Following three years of expansionary practices, fiscal policy could significantly retard the already slow growth rate of the U.S. economy next year.
Congressional Republicans and the White House are negotiating to raise the federal debt ceiling, with Republicans demanding large multiyear spending cuts in return.
When the stimulus plan was originally enacted in 2009, the Obama administration was forecasting that unemployment would be close to 6% entering 2012; it now forecasts that rate at 8.6% in 2012. Personal tax increases will squeeze consumer income during early 2012 and could depress retail sales. Corporations could rush to buy capital goods during the final months of 2011, and then reduce spending next year.
The cuts in government spending also could reduce employment: State and local governments, which will receive only $6 billion in federal aid this year after receiving an average of $52.6 billion for each of the past three years, could be forced to lay off several hundred thousand more employees. (Since August 2008, state and local governments have shed 577,000 jobs.)

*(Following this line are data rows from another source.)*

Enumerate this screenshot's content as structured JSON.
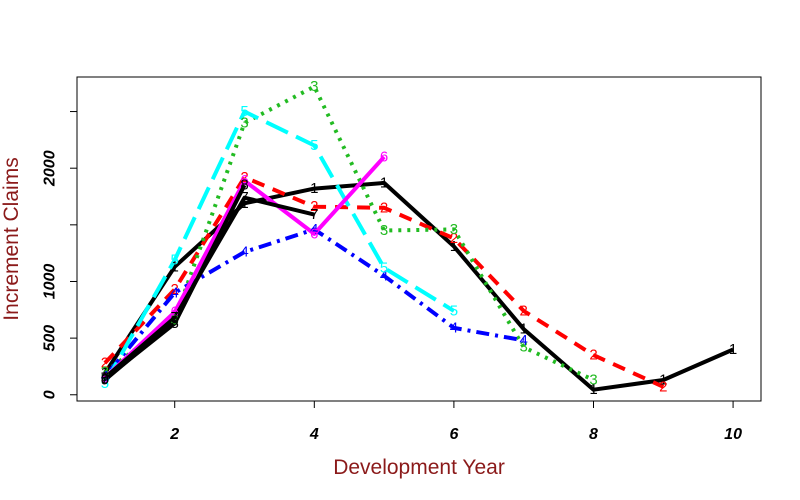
{
  "chart_data": {
    "type": "line",
    "xlabel": "Development Year",
    "ylabel": "Increment Claims",
    "xlim": [
      0.6,
      10.4
    ],
    "ylim": [
      -55,
      2805
    ],
    "x_ticks": [
      2,
      4,
      6,
      8,
      10
    ],
    "y_ticks": [
      0,
      500,
      1000,
      2000
    ],
    "y_unlabeled_ticks": [
      1500,
      2500
    ],
    "grid": false,
    "legend": "none",
    "series": [
      {
        "label": "1",
        "color": "#000000",
        "dash": "solid",
        "x": [
          1,
          2,
          3,
          4,
          5,
          6,
          7,
          8,
          9,
          10
        ],
        "y": [
          190,
          1130,
          1690,
          1820,
          1870,
          1310,
          580,
          45,
          130,
          400
        ]
      },
      {
        "label": "2",
        "color": "#ff0000",
        "dash": "dashed",
        "x": [
          1,
          2,
          3,
          4,
          5,
          6,
          7,
          8,
          9
        ],
        "y": [
          280,
          930,
          1920,
          1660,
          1650,
          1380,
          740,
          350,
          70
        ]
      },
      {
        "label": "3",
        "color": "#22bb22",
        "dash": "dotted",
        "x": [
          1,
          2,
          3,
          4,
          5,
          6,
          7,
          8
        ],
        "y": [
          200,
          660,
          2400,
          2720,
          1450,
          1460,
          420,
          130
        ]
      },
      {
        "label": "4",
        "color": "#0000ff",
        "dash": "dotdash",
        "x": [
          1,
          2,
          3,
          4,
          5,
          6,
          7
        ],
        "y": [
          160,
          900,
          1260,
          1460,
          1050,
          590,
          480
        ]
      },
      {
        "label": "5",
        "color": "#00ffff",
        "dash": "longdash",
        "x": [
          1,
          2,
          3,
          4,
          5,
          6
        ],
        "y": [
          100,
          1190,
          2500,
          2200,
          1120,
          740
        ]
      },
      {
        "label": "6",
        "color": "#ff00ff",
        "dash": "solid",
        "x": [
          1,
          2,
          3,
          4,
          5
        ],
        "y": [
          150,
          730,
          1890,
          1420,
          2100
        ]
      },
      {
        "label": "7",
        "color": "#000000",
        "dash": "solid",
        "x": [
          1,
          2,
          3,
          4
        ],
        "y": [
          150,
          680,
          1740,
          1590
        ]
      },
      {
        "label": "8",
        "color": "#000000",
        "dash": "solid",
        "x": [
          1,
          2,
          3
        ],
        "y": [
          140,
          630,
          1850
        ]
      },
      {
        "label": "9",
        "color": "#000000",
        "dash": "solid",
        "x": [
          1,
          2
        ],
        "y": [
          130,
          650
        ]
      }
    ]
  }
}
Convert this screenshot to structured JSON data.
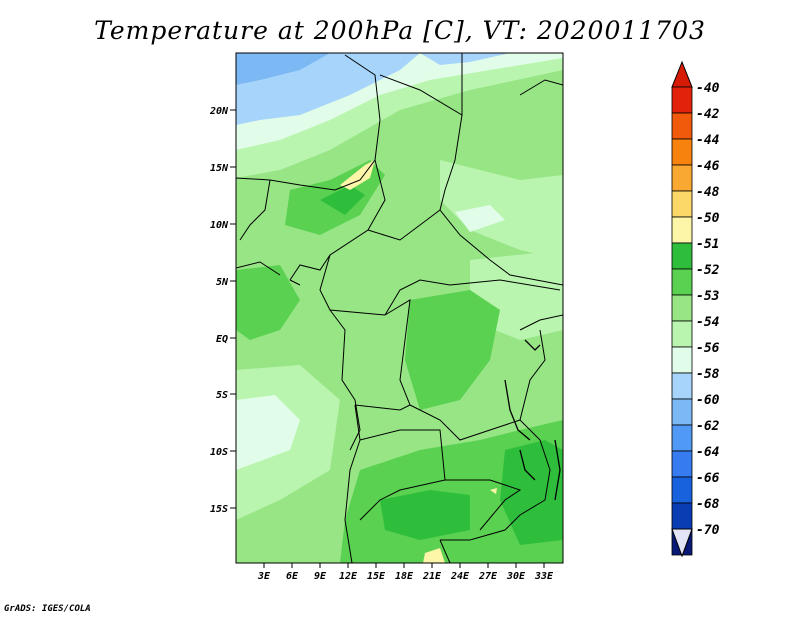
{
  "title": "Temperature at 200hPa [C], VT: 2020011703",
  "credit": "GrADS: IGES/COLA",
  "map": {
    "lat_labels": [
      "20N",
      "15N",
      "10N",
      "5N",
      "EQ",
      "5S",
      "10S",
      "15S"
    ],
    "lon_labels": [
      "3E",
      "6E",
      "9E",
      "12E",
      "15E",
      "18E",
      "21E",
      "24E",
      "27E",
      "30E",
      "33E"
    ]
  },
  "legend": {
    "labels": [
      "-40",
      "-42",
      "-44",
      "-46",
      "-48",
      "-50",
      "-51",
      "-52",
      "-53",
      "-54",
      "-56",
      "-58",
      "-60",
      "-62",
      "-64",
      "-66",
      "-68",
      "-70"
    ],
    "colors": [
      "#e2220a",
      "#f05a0a",
      "#f8820e",
      "#f9a832",
      "#fbd868",
      "#fdf5a8",
      "#2fbe3c",
      "#5ad150",
      "#97e585",
      "#b9f5ae",
      "#e1fde9",
      "#a6d4fb",
      "#7cb8f4",
      "#509af5",
      "#367cf0",
      "#1862de",
      "#0a3cb4",
      "#081a76"
    ],
    "top_arrow_color": "#d61b06",
    "bottom_arrow_color": "#e4e4f8"
  }
}
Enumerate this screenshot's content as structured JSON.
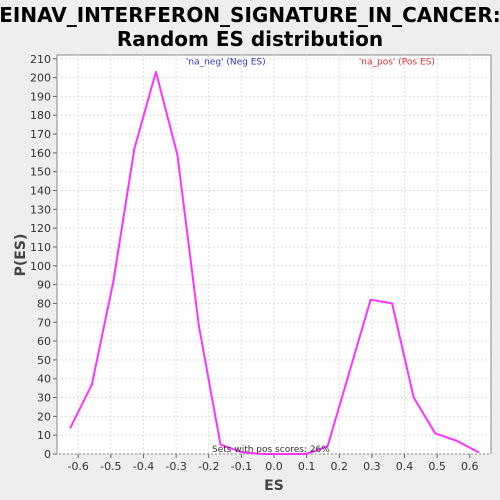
{
  "chart_data": {
    "type": "line",
    "title": "EINAV_INTERFERON_SIGNATURE_IN_CANCER:",
    "subtitle": "Random ES distribution",
    "xlabel": "ES",
    "ylabel": "P(ES)",
    "xlim": [
      -0.665,
      0.665
    ],
    "ylim": [
      0,
      212
    ],
    "x_ticks": [
      "-0.6",
      "-0.5",
      "-0.4",
      "-0.3",
      "-0.2",
      "-0.1",
      "0.0",
      "0.1",
      "0.2",
      "0.3",
      "0.4",
      "0.5",
      "0.6"
    ],
    "y_ticks": [
      "0",
      "10",
      "20",
      "30",
      "40",
      "50",
      "60",
      "70",
      "80",
      "90",
      "100",
      "110",
      "120",
      "130",
      "140",
      "150",
      "160",
      "170",
      "180",
      "190",
      "200",
      "210"
    ],
    "grid": true,
    "series": [
      {
        "color": "#ff33ff",
        "points": [
          [
            -0.624,
            14
          ],
          [
            -0.558,
            37
          ],
          [
            -0.492,
            92
          ],
          [
            -0.428,
            162
          ],
          [
            -0.362,
            203
          ],
          [
            -0.296,
            159
          ],
          [
            -0.23,
            68
          ],
          [
            -0.164,
            5
          ],
          [
            -0.1,
            1
          ],
          [
            -0.034,
            0
          ],
          [
            0.032,
            0
          ],
          [
            0.098,
            0
          ],
          [
            0.164,
            4
          ],
          [
            0.23,
            43
          ],
          [
            0.296,
            82
          ],
          [
            0.362,
            80
          ],
          [
            0.428,
            30
          ],
          [
            0.494,
            11
          ],
          [
            0.56,
            7
          ],
          [
            0.626,
            1
          ]
        ]
      }
    ],
    "annotations": [
      {
        "text": "'na_neg' (Neg ES)",
        "color": "#3333cc",
        "x": -0.27,
        "y": 207
      },
      {
        "text": "'na_pos' (Pos ES)",
        "color": "#e03030",
        "x": 0.26,
        "y": 207
      },
      {
        "text": "Sets with pos scores: 26%",
        "color": "#333333",
        "x": -0.19,
        "y": 1
      }
    ]
  }
}
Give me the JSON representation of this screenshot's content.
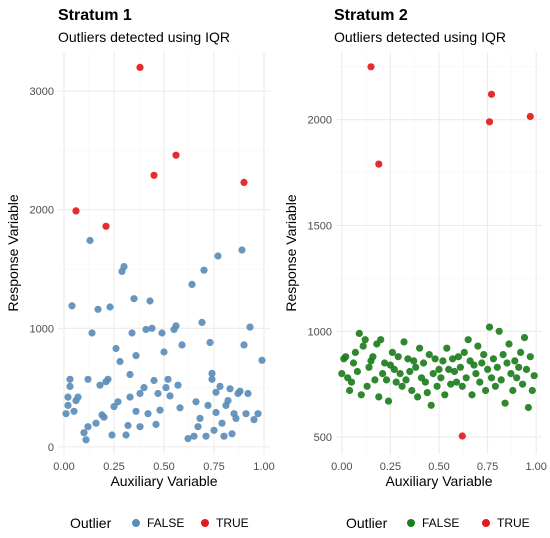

In several states and cities, governors and mayors are negotiating tradeoffs between potential job cuts and reductions in their civil service wages or benefits. Illinois has been less aggressive than Wisconsin in pursuing such trade-offs, but any pay increases for state workers will require job cuts.
The Chicago area already has felt the effects of state and local government spending cuts. Since May 2008, state government employment in this area has fallen by 3.3%, compared with 1.1% nationally. Local governments have reduced employment by 1.3%, compared with 2.4% nationally. Washington has made $19.3 billion of stimulus funds available to Illinois since 2009. The state has so far received $15.3 billion of this assistance.
Illinois’ budget shortfalls, of $14.3 billion in fiscal 2010 and $13.5 billion in fiscal 2011, forced the Legislature to enact large tax increases earlier this year. The shortfall is projected to fall to $5.3 billion in fiscal 2012. But the persistence of the deficit and the large declines now occurring in federal aid will force the state to keep tight control on spending for another two years, restraining services and avoiding major new capital spending until the deficit is eliminated.
It has received nearly 100% of its allotment for the Department of Labor as well as 90% for the Departments of Education and Health and Human Services.